Only 1 percent of abortions take place after 21 weeks of pregnancy, and they almost always involve serious birth defects that would result in risks to the mother’s health. Those questions will not even be addressed before this vote, however, because Senate leaders have arranged to have the bill go straight to the floor without going through the committee process.

This is a strategy aimed at placating anti-abortion senators, including Texas’ Ted Cruz, who want to force the government to run out of money until funding for Planned Parenthood is stripped out of the budget. But judging from last week’s Republican presidential debate, anything short of the complete defunding of Planned Parenthood will not be enough, even if it means that the government shuts down.

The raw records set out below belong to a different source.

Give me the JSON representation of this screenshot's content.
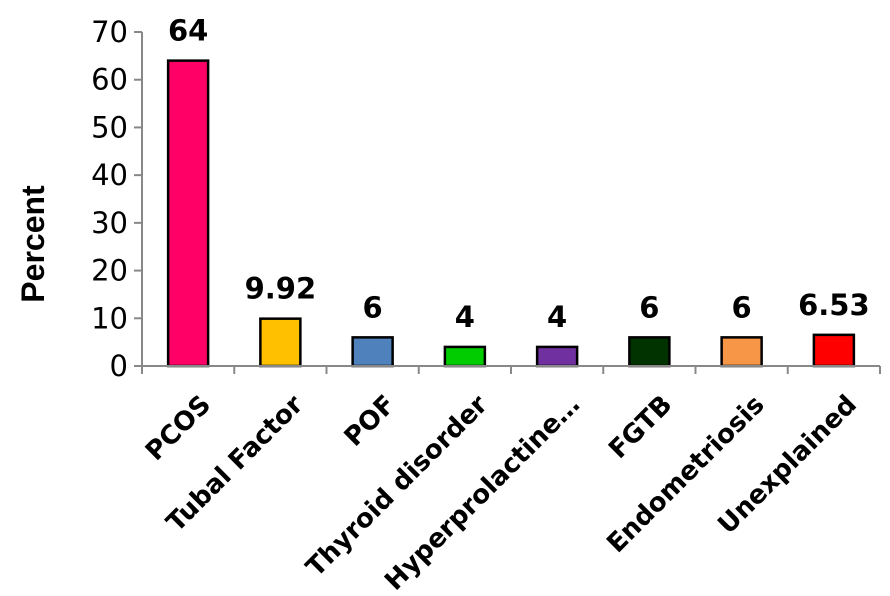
{
  "chart_data": {
    "type": "bar",
    "title": "",
    "xlabel": "",
    "ylabel": "Percent",
    "ylim": [
      0,
      70
    ],
    "yticks": [
      0,
      10,
      20,
      30,
      40,
      50,
      60,
      70
    ],
    "grid": false,
    "legend": "none",
    "categories": [
      "PCOS",
      "Tubal Factor",
      "POF",
      "Thyroid disorder",
      "Hyperprolactine…",
      "FGTB",
      "Endometriosis",
      "Unexplained"
    ],
    "values": [
      64,
      9.92,
      6,
      4,
      4,
      6,
      6,
      6.53
    ],
    "data_labels": [
      "64",
      "9.92",
      "6",
      "4",
      "4",
      "6",
      "6",
      "6.53"
    ],
    "colors": [
      "#ff0066",
      "#ffc000",
      "#4f81bd",
      "#00cc00",
      "#7030a0",
      "#003300",
      "#f79646",
      "#ff0000"
    ]
  }
}
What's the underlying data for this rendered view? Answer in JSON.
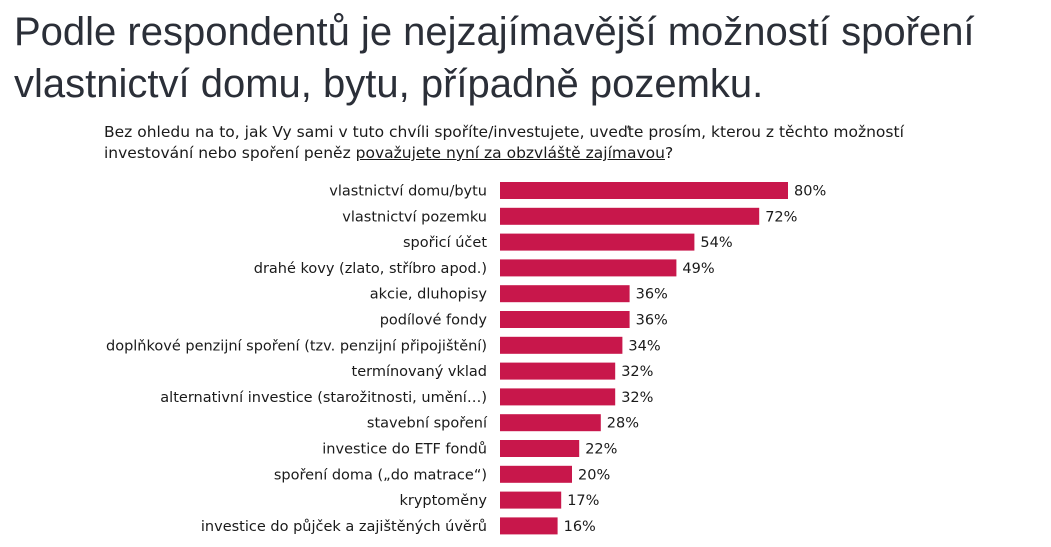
{
  "headline": "Podle respondentů je nejzajímavější možností spoření vlastnictví domu, bytu, případně pozemku.",
  "question": {
    "text": "Bez ohledu na to, jak Vy sami v tuto chvíli spoříte/investujete, uveďte prosím, kterou z těchto možností investování nebo spoření peněz ",
    "underlined": "považujete nyní za obzvláště zajímavou",
    "suffix": "?"
  },
  "chart_data": {
    "type": "bar",
    "orientation": "horizontal",
    "categories": [
      "vlastnictví domu/bytu",
      "vlastnictví pozemku",
      "spořicí účet",
      "drahé kovy (zlato, stříbro apod.)",
      "akcie, dluhopisy",
      "podílové fondy",
      "doplňkové penzijní spoření (tzv. penzijní připojištění)",
      "termínovaný vklad",
      "alternativní investice (starožitnosti, umění…)",
      "stavební spoření",
      "investice do ETF fondů",
      "spoření doma („do matrace“)",
      "kryptoměny",
      "investice do půjček a zajištěných úvěrů"
    ],
    "values": [
      80,
      72,
      54,
      49,
      36,
      36,
      34,
      32,
      32,
      28,
      22,
      20,
      17,
      16
    ],
    "value_labels": [
      "80%",
      "72%",
      "54%",
      "49%",
      "36%",
      "36%",
      "34%",
      "32%",
      "32%",
      "28%",
      "22%",
      "20%",
      "17%",
      "16%"
    ],
    "unit": "%",
    "xlim": [
      0,
      100
    ],
    "grid": false,
    "legend": "none",
    "bar_color": "#c8174b"
  }
}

These issues do not belong at the top of the nation’s agenda. The people who are trying to put them there don’t have the votes to overcome a filibuster, and even if they did, they would not have the votes necessary to override the president’s promised vetoes. The only way they can achieve their goal would be to cause so much economic pain to the nation that all their opponents just give up.

The fact that threats of government shutdown and near-default have become an annual event since the rise of the tea party Congress in 2010 does not make this kind of politics acceptable.

We hope Maine’s senators will vote against Planned Parenthood defunding and the 20-week abortion ban. And we hope they will use their influence to focus the government on real problems, not manufactured ones.